The Fear & Greed Index (found on cnn.com) is one of the easiest indicators to use to determine current market emotion. This simple to read gauge, highlighted in our publication When to Buy and When to Sell: Combining Easy Indicators, Charts, and Financial Astrology (available on Amazon), is measured in a range from 0-100, and currently reads 19 as of the close on Thursday, April 2, 2026, as markets are closed on Friday, April 3.  

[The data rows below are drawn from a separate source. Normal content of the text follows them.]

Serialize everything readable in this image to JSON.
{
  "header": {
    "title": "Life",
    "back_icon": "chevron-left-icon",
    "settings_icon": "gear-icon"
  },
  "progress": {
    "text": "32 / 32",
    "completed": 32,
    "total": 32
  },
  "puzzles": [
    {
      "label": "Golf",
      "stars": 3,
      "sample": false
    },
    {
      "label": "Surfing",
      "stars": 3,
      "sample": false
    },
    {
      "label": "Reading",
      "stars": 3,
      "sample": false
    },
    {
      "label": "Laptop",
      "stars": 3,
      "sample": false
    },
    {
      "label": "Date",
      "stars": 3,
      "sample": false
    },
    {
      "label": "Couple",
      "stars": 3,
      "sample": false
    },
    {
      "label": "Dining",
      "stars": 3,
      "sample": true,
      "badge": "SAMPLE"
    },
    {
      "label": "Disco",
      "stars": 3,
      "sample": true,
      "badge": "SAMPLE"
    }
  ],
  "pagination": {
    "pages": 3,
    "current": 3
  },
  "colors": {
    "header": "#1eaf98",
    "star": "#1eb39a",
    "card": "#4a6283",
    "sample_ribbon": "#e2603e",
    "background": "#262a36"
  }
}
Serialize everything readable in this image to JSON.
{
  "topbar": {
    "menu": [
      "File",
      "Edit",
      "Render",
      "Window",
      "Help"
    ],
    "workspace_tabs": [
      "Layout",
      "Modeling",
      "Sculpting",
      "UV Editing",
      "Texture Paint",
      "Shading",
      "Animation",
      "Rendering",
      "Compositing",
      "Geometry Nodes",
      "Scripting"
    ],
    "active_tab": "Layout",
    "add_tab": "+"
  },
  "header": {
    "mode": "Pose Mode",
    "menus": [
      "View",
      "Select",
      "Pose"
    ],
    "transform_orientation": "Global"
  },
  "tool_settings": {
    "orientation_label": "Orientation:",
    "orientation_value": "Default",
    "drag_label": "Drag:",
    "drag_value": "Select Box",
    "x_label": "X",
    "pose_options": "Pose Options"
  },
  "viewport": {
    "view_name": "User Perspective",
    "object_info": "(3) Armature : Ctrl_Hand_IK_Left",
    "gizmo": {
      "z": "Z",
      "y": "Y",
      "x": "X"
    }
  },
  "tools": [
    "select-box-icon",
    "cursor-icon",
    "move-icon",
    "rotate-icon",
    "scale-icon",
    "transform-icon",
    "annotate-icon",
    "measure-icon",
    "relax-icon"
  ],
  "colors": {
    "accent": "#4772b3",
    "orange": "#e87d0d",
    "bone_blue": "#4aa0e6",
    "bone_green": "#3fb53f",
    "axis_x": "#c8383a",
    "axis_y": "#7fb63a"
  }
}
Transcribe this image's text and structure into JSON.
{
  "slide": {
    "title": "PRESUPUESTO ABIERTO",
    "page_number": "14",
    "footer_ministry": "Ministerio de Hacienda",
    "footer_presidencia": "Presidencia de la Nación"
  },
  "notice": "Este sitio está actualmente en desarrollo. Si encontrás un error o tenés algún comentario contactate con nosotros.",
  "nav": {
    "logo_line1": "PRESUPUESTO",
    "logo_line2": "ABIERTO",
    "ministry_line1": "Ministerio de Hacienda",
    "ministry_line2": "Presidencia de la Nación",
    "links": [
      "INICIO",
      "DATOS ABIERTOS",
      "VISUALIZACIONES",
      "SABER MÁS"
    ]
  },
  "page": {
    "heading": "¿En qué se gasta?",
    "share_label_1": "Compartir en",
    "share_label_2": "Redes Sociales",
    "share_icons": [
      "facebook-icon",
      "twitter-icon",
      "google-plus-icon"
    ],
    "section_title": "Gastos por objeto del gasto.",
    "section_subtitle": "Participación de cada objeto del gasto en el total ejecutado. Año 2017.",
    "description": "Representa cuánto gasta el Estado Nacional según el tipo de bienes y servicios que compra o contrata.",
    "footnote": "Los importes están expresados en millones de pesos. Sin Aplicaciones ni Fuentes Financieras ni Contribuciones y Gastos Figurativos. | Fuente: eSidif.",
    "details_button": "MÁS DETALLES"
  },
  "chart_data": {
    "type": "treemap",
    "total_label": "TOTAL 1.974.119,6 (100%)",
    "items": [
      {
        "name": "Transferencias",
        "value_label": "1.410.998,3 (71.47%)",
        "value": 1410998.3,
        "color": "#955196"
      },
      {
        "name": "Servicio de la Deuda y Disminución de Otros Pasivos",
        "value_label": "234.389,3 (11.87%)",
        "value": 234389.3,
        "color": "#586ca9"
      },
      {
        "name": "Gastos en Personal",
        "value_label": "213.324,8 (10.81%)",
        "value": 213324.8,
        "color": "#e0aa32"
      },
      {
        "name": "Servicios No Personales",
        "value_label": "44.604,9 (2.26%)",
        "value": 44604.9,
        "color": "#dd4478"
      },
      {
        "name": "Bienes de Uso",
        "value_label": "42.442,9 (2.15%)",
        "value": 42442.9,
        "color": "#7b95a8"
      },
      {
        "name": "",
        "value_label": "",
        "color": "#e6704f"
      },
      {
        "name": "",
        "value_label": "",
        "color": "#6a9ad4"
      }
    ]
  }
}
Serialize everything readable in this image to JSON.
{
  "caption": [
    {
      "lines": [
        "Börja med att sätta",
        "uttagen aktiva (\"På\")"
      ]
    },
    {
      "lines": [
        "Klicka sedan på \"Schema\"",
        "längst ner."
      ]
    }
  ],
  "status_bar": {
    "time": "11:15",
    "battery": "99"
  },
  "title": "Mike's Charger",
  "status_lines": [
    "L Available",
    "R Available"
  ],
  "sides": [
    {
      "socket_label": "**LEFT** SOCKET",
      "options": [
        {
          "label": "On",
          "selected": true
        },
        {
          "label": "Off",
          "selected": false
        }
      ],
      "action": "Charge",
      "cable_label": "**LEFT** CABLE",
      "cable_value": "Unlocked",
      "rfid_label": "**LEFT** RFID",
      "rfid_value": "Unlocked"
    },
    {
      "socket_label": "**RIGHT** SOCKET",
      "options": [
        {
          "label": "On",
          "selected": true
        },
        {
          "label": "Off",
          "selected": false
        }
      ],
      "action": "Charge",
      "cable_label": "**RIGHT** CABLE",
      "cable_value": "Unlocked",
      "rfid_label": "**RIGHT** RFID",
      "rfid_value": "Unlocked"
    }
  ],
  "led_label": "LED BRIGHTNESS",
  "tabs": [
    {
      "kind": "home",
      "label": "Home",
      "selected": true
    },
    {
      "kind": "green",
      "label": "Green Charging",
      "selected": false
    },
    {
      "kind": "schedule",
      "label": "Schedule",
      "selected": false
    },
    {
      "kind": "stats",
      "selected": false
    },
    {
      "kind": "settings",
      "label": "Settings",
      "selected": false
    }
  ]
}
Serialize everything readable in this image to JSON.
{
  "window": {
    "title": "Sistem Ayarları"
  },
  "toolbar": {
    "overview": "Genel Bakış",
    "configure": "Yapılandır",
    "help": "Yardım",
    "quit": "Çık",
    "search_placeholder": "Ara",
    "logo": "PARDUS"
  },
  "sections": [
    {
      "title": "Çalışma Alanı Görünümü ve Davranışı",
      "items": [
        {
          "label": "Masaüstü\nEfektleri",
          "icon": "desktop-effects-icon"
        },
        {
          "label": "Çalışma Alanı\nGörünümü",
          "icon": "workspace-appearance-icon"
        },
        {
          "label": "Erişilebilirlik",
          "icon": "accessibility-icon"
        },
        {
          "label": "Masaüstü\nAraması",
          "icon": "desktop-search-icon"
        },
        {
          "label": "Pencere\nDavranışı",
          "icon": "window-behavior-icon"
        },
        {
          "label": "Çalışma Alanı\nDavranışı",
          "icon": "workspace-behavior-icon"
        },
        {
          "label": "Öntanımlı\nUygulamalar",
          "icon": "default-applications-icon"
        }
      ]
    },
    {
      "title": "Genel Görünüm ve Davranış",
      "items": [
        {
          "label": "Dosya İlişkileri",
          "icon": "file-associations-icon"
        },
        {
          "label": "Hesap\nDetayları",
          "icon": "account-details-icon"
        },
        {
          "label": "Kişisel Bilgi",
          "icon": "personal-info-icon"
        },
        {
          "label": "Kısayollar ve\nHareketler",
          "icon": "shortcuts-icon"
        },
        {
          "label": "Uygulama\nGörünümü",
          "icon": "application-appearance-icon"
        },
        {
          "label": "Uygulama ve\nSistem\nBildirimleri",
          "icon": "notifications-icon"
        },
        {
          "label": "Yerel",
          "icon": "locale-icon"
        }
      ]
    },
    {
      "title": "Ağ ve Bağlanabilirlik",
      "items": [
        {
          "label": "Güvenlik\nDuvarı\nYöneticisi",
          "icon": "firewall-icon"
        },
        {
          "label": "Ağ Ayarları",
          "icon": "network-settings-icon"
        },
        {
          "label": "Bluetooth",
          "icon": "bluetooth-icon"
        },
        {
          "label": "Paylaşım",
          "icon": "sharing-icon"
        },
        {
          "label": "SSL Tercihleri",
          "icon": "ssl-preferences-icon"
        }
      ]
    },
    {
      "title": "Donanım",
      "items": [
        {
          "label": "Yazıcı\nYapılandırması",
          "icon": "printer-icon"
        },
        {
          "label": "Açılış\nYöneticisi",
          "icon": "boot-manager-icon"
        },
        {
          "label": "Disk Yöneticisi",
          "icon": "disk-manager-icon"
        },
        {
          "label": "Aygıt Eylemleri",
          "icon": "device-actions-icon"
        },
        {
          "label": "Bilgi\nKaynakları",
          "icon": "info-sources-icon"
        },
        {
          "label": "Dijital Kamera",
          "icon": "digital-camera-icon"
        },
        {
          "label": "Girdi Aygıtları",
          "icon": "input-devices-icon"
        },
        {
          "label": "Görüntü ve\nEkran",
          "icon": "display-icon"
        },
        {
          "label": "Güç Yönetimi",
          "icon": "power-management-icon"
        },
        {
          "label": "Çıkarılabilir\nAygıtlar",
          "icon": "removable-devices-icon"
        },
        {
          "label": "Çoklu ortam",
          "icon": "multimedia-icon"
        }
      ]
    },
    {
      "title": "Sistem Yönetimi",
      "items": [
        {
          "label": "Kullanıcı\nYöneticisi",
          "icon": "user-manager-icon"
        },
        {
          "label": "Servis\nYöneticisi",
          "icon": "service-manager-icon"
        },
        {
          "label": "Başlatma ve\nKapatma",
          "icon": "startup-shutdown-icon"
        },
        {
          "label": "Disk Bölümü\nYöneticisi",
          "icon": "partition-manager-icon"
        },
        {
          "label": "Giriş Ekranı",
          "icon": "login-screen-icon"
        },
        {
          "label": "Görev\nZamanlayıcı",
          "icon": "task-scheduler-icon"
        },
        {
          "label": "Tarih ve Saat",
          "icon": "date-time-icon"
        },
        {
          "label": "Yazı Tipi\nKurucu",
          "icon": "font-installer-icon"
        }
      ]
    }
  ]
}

      This figure remains in the Extreme Fear level this week, though it rose 9 points from last week’s close of 10. This was reflected in the S&P 500, which rose 212 points, from 6,368 to 6,580, as the global conflict and energy prices continue to be the main catalyst. As is the theme of this gauge (and discussed in the past few weeks), the further it drops, the more likely a bounce in equities becomes. Though there is no official time frame to expect for reversal, historically markets rise out of this level within a couple of weeks. A strong bounce occurred on Tuesday and Wednesday this week, on hopes of an end, or significant ease, to the global military conflict, which we noted could easily push stocks higher. The sentiment tempered a bit on Thursday, however, with oil prices again on the rise, as daily announcements continue to fluctuate equity markets.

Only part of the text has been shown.